Záběhlice is a cadastral area of Prague, Czech Republic, lying in both the Prague 10 and Prague 4 administrative districts.

==History==
The first mention of Záběhlice dates to the 1088 foundation charter of the Vyšehrad Canonry. Though the surviving document itself is a forged copy from the 12th century, the mention is considered authentic. By the fifteenth century, the growth of wineries in the township led to the wine of Záběhlice being ranked amongst the best Czech wines of the day. The Záběhlice Church, built around the 12th century, is an important structure remaining from the early days of the township. Excavations in February 1960 uncovered the ruins of a medieval fort at the bottom of Hamerský Lake, probably built by Holy Roman Emperor Václav IV (Wenceslaus) who visited the area in 1408 and destroyed in the Hussite Wars of 1420. The first school was opened in 1863. By 1907, it comprised five grades; however, two were operated privately.
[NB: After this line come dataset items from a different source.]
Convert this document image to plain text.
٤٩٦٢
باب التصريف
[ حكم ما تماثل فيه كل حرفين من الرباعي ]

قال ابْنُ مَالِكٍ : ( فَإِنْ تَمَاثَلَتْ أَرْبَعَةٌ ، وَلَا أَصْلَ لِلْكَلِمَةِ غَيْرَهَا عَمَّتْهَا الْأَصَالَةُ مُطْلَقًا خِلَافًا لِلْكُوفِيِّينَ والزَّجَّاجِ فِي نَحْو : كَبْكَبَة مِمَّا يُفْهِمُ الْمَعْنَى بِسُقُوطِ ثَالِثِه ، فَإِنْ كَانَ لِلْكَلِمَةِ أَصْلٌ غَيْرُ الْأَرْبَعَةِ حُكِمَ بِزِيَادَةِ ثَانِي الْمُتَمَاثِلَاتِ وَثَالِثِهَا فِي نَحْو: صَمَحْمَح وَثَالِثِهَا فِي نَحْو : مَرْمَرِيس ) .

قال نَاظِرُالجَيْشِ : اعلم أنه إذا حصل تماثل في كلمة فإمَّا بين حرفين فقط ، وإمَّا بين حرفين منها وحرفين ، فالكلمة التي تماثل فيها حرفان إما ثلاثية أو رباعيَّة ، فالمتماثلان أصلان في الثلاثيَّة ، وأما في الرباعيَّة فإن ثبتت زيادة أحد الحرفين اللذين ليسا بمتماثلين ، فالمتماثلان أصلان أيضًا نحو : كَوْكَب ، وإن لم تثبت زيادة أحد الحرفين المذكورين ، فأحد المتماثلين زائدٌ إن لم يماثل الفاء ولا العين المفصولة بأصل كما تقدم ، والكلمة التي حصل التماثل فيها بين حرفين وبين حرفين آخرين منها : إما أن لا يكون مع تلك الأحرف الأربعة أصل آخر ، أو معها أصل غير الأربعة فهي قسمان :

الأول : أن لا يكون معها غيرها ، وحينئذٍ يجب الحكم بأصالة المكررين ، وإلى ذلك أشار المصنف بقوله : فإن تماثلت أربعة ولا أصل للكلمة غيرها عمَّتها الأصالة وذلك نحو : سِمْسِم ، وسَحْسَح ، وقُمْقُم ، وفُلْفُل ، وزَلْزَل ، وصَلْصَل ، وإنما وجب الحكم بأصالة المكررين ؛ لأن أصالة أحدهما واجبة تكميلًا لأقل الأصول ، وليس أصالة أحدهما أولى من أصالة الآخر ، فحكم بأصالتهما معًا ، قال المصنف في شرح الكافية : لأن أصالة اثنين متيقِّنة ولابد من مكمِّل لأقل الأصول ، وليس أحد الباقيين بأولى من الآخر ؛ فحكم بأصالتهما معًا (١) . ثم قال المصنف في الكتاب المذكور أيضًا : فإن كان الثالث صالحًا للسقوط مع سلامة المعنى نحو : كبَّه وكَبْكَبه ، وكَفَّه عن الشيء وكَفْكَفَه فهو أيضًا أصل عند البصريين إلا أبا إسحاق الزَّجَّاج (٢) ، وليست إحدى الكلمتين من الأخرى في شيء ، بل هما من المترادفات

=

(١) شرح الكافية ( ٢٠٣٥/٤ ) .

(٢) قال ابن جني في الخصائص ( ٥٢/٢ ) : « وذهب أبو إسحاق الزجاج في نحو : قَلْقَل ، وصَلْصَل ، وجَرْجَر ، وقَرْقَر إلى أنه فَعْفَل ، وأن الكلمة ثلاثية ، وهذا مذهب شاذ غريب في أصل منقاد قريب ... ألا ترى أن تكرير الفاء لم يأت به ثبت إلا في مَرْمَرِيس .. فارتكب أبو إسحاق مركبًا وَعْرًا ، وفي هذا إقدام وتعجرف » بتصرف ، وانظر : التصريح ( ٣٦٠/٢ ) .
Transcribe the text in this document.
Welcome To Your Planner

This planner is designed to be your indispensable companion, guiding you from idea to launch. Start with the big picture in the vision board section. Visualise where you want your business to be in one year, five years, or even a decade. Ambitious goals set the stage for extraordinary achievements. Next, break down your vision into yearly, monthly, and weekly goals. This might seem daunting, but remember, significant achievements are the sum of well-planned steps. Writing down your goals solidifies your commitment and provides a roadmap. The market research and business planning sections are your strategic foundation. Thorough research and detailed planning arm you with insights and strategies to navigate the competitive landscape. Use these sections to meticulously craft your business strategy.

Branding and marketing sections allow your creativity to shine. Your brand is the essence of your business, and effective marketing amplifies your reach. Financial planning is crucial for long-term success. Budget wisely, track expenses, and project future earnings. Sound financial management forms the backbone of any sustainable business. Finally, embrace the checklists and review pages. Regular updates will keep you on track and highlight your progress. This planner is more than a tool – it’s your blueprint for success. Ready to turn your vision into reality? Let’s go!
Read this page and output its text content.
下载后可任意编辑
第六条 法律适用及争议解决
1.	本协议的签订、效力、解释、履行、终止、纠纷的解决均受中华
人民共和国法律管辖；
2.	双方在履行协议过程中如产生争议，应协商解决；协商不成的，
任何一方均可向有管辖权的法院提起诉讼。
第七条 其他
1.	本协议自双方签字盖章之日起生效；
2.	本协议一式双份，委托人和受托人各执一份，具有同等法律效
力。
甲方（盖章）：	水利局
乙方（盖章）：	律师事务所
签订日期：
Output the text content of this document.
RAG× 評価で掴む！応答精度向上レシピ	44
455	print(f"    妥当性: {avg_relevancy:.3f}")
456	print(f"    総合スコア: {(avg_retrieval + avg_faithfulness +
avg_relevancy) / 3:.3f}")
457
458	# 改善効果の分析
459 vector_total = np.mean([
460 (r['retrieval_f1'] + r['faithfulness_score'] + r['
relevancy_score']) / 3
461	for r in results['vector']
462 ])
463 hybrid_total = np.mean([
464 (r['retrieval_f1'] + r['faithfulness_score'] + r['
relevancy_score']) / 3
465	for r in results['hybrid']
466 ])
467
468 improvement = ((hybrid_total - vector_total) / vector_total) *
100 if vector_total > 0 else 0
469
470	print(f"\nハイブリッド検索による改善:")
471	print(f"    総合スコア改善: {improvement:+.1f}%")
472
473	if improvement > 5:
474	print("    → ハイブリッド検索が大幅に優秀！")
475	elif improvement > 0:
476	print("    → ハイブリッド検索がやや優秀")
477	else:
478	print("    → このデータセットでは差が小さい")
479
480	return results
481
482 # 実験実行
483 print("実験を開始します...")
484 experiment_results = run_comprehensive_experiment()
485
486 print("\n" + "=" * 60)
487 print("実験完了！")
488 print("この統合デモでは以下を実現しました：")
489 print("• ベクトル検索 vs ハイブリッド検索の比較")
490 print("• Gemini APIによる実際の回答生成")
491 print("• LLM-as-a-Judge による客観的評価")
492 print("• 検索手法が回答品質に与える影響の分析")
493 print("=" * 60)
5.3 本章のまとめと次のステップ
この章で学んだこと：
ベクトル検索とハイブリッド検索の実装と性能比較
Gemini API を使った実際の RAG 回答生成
It became a part of the city of Prague in 1922, and formed a division of the Prague XIII district. In the 1960s, the extensive Zahradní Město housing estate was built in Záběhlice.

==Záběhlice Castle==
Záběhlice Castle (Záběhlický zámek) was built in the 17th century atop a 14th-century fort. In 1886 a fire destroyed most of the castle and it had to be rebuilt, but by the 20th century it was again in disrepair. In 1907, Václav Černý purchased the castle and magnificently renovated it along with its grounds. During World War I it was host to several high-ranking officials of the Austro-Hungarian Army.

==Demographics==
There are 3,255 households in Záběhlice comprising 32,034 persons, of whom 17,111 are female, 14,923 are male and 3,134 are under fifteen years of age (1,531 being girls and 1,603 boys). It lies in three post codes: 102 00, 106 00 and 141 00.